The memory blocks are allocated up front, using cudaMallocManaged, during a data population phase. After that they are never written to.

During a later calculation phase, an array is populated with pointers into these blocks. They array of pointers is copied to gpu memory (allocated with cudaMalloc), and passed to a kernel.

Watching one of these pointers while through the debugger, it looks like
(short*) 0x0000302202 {94}
(i.e., valid pointer to shorts, with first value of 94.)

As soon as the kernel is invoked, the debugger display changes to
(short*) 0x0000302202 {???}
(i.e. invalid pointer.)

De-referencing the pointer now results in an access violation.

Calling cudaStreamSynchronize restores the memory, and the pointer becomes dereferencable again.

This happens even with an empty kernel.

(It also happens in both debug in optimized builds, with the VS debugger attached, with the CUDA debugger attached, or with no debugger attached.)

Why would invoking a kernel invalidate a unified memory block? Is Unified Memory actually intended to behave this way?

(Environment: Windows 10, CUDA 9.1, Visual Studio 2015, GeForce 1080 Ti)

yes, once kernel is invoked, all gpu arrays is owned by the kernel, and you can’t access them from cpu until you are synchronized to the end of kernel execution with cudaStreamSynchronize or so. i think it’s described in the CUDA manual

This sounds like expected behavior. UM under CUDA 9.1 on windows behaves in the “legacy” UM fashion.

A kernel launch will trigger transfer of data from host to device which will invalidate any usage of that pointer in host code until a cuda device synchronize is called. This is all spelled out in the UM section of the programming guide.

Any attempt to use the UM-allocated pointer after a kernel launch, but before a synchronize is done, will result in a seg fault.

Ok. (Any chance you can point me at the relevant section of the manual?)
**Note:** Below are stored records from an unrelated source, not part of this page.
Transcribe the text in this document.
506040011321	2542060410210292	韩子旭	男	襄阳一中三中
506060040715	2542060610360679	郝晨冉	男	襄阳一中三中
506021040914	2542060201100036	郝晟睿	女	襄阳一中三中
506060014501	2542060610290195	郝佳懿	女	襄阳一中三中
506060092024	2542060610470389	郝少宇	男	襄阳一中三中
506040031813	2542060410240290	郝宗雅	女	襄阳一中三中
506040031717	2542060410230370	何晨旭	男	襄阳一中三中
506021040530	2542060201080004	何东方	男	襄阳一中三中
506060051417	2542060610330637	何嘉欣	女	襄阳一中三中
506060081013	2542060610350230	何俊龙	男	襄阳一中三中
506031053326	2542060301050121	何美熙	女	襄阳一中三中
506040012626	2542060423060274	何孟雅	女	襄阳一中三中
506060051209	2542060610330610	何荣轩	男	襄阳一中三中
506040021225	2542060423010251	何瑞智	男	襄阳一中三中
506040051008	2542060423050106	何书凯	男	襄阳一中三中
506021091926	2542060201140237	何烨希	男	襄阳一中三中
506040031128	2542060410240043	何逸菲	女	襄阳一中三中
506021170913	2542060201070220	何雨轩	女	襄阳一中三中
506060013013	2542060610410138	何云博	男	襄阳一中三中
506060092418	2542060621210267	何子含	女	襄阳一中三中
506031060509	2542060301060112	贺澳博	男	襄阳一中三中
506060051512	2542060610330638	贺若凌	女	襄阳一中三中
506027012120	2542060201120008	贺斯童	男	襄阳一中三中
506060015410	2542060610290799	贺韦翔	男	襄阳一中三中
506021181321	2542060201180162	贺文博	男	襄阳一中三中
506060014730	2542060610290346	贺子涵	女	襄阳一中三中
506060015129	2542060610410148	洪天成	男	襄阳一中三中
Will queuing another kernel before calling cudaStreamSync also result in a seg fault? Or is it only host-side access that results in a fault? (The application I’m working on needs to use the ‘read-only’ memory from multiple threads, and each thread needs to launch multiple kernels. It sounds like it’s difficult/impossible to use unified memory in this scenario.)

  1. you should read entire CUDA manual section about Unified Memory, in particular K1.3, K2.2

http://docs.nvidia.com/cuda/cuda-c-programming-guide/index.html#um-unified-memory-programming-hd

You may also find https://devblogs.nvidia.com/parallelforall/unified-memory-in-cuda-6/ helpful, in particular “Unified Memory or Unified Virtual Addressing?” part

  1. only host-side access is prohibited

After further investigation …

http://docs.nvidia.com/cuda/cuda-c-programming-guide/index.html#um-gpu-exclusive says 6.x GPUs support concurrent access, and that pre-6.x devices do not. The examples in the documentation section explicitly show this. The hardware I’m using (GeForce1080 Ti) is a 6.x GPU. So I’d think it would work.
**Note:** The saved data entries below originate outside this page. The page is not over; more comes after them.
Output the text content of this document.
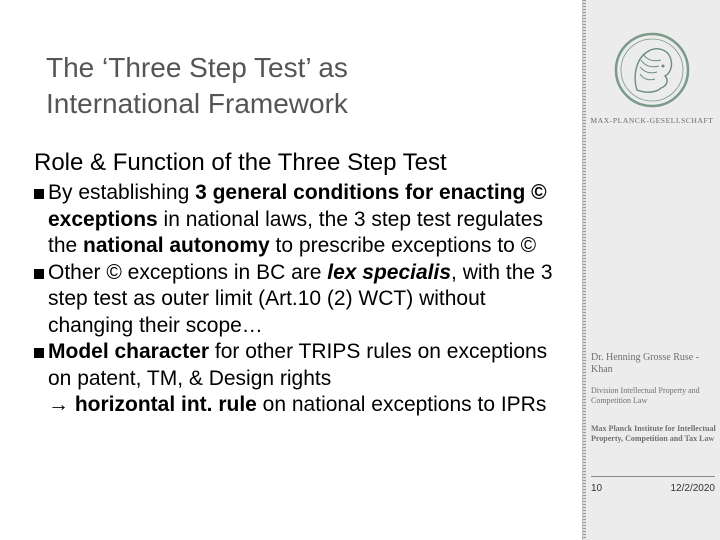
The ‘Three Step Test’ as
International Framework
Role & Function of the Three Step Test
By establishing 3 general conditions for enacting © exceptions in national laws, the 3 step test regulates the national autonomy to prescribe exceptions to ©
Other © exceptions in BC are lex specialis, with the 3 step test as outer limit (Art.10 (2) WCT) without changing their scope…
Model character for other TRIPS rules on exceptions on patent, TM, & Design rights
→ horizontal int. rule on national exceptions to IPRs
MAX-PLANCK-GESELLSCHAFT
Dr. Henning Grosse Ruse - Khan
Division Intellectual Property and Competition Law
Max Planck Institute for Intellectual Property, Competition and Tax Law
10	12/2/2020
However, http://docs.nvidia.com/cuda/cuda-c-programming-guide/index.html#um-requirements indicates that CUDA on Windows doesn’t expose that functionality. The concurrentManagedAccess property evaluates to 0, which seems to confirm this.

So I think the question boils down to, when will the driver/CUDA on Windows catch up to the hardware and driver/CUDA on Linux? I’ll probably post this as a new topic.

it was already asked many times, NVidia answers that MS doesn’t cooperate with them to make appropriate changes in the driver

Questions about NVIDIA’s future plans are unlikely to be answered in this forum. You’re welcome to pose whatever questions you wish, of course; I just want to set expectations.

Thanks for the responses. We are shifting development for this to Linux for the time being, and will add Windows support when these features become available. Hopefully that is sooner rather than later.